I use AI for most of those things. And I think it probably saves me a bit of time.
But in that study that came out a few weeks ago where they actually looked at time saved, every single developer overestimated their time saved. To the point where even the ones who lost time thought they saved time.
LLMs are very good at making you feel like you’re saving time even when you aren’t. That doesn’t mean they can’t be a net productivity benefit.
But I’d be very very very surprised if you have real hard data to back up your feelings about your work taking you half as long and being equal quality.
That study predates Claude Code though.
I’m not surprised by the contents. I had the same feeling; I made some attempts at using LLMs for coding prior to CC, and with rare exceptions it never saved me any time.
CC changed that situation hugely, at least in my subjective view. It’s of course possible that it’s not as good as I feel it is, but I would at least want a new study.

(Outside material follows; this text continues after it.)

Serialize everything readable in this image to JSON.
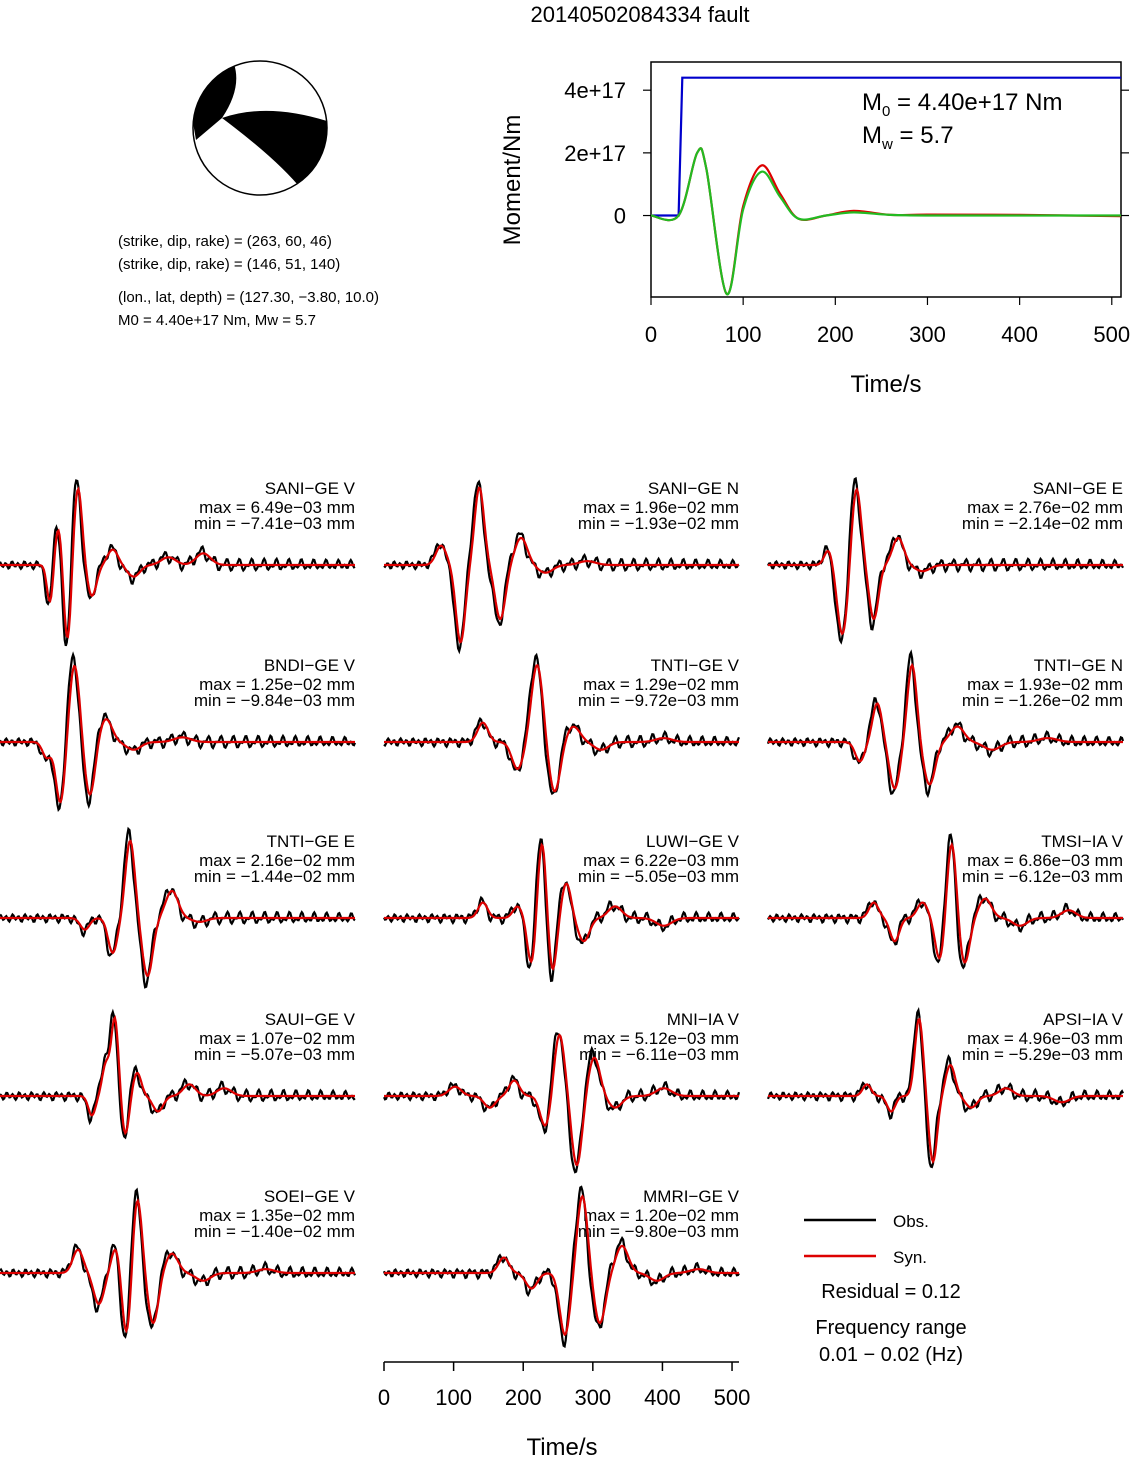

I don’t believe that CC is so much better than cursor using Claude models that it moves the needle enough to flip the results of that study.
The key thing to look at is that even the participants that did objectively save time, overestimated time saved by a huge amount.
But also you’re always likely to be at least one model ahead of any studies that come out.
> That study predates Claude Code though.
Is there a study demonstrating Claude Code improves productivity?
I mean, I used to average 2 hours of intense work a day and now it’s 1 hour.
How are you tracking that? Are you keeping a log, or are you just guessing? Do you have a mostly objective definition of intense work or are you just basing it on how you feel? Is your situation at work otherwise exactly the same, or have you gotten into a better groove with your manager? Are you working on exactly the same thing? Have you leveled up with some more experience? Have you learned the domain better?
Is your work objectively the same quality? Is it possible that you are producing less but it’s still far above the minimum so no one has noticed? Is your work good enough for now, but a year from now when someone tries to change it, it will be a lot harder for them?
Based on the only real studies we have, humans grossly overestimate AI time savings. It’s highly likely you are too.
_sigh_. Really dude? Just because people overestimate them on average doesn’t mean every person does. In fact, you should be well versed enough about the statistics to understand that it will be a spectrum that is highly dependent on both a persons role and how they use it.
For any given new tool, a range of usefulness that depends on many factors will affect people differently as individuals. Just because a carpenter doesn’t save much time because Microsoft excel exists doesn’t mean it’s not a hugely useful tool, and doesn’t mean it doesn’t save a lot of time for accountants, for example.
Instead of trying to tear apart my particular case, why not entertain the possibility that it’s more likely I’m reporting pretty accurately but it’s just I may be higher up that spectrum - with a good combo of having a perfect use case for the tool and also using the tool skilfully?
> _sigh_. Really dude? Just because people overestimate them on average doesn’t mean every person does.
In the study, every single person overestimated time saved on nearly every single task they measured.
Some people saved time, some didn’t. Some saved more time, some less. But every single person overestimated time saved by a large margin.
I’m not saying you aren’t saving time, but it’s very unlikely that if you aren’t tracking things very carefully that you are overestimating.
I’ll admit it’s possible my estimates are off a bit. What isn’t up for debate though is that it’s made a huge difference in my life and saved me a ton of time.
The fact that people overestimate its usefulness is somewhat of a “shrug” for me. So long as it _is_ making big differences, that’s still great whether people overestimate it or not.
If people overestimate time saved by huge margins, we don’t know whether it’s making big differences or not. Or more specifically whether the boost is worth the cost (both monetary and otherwise).
Only if we’re only using people’s opinions as data. There are other ways to do this.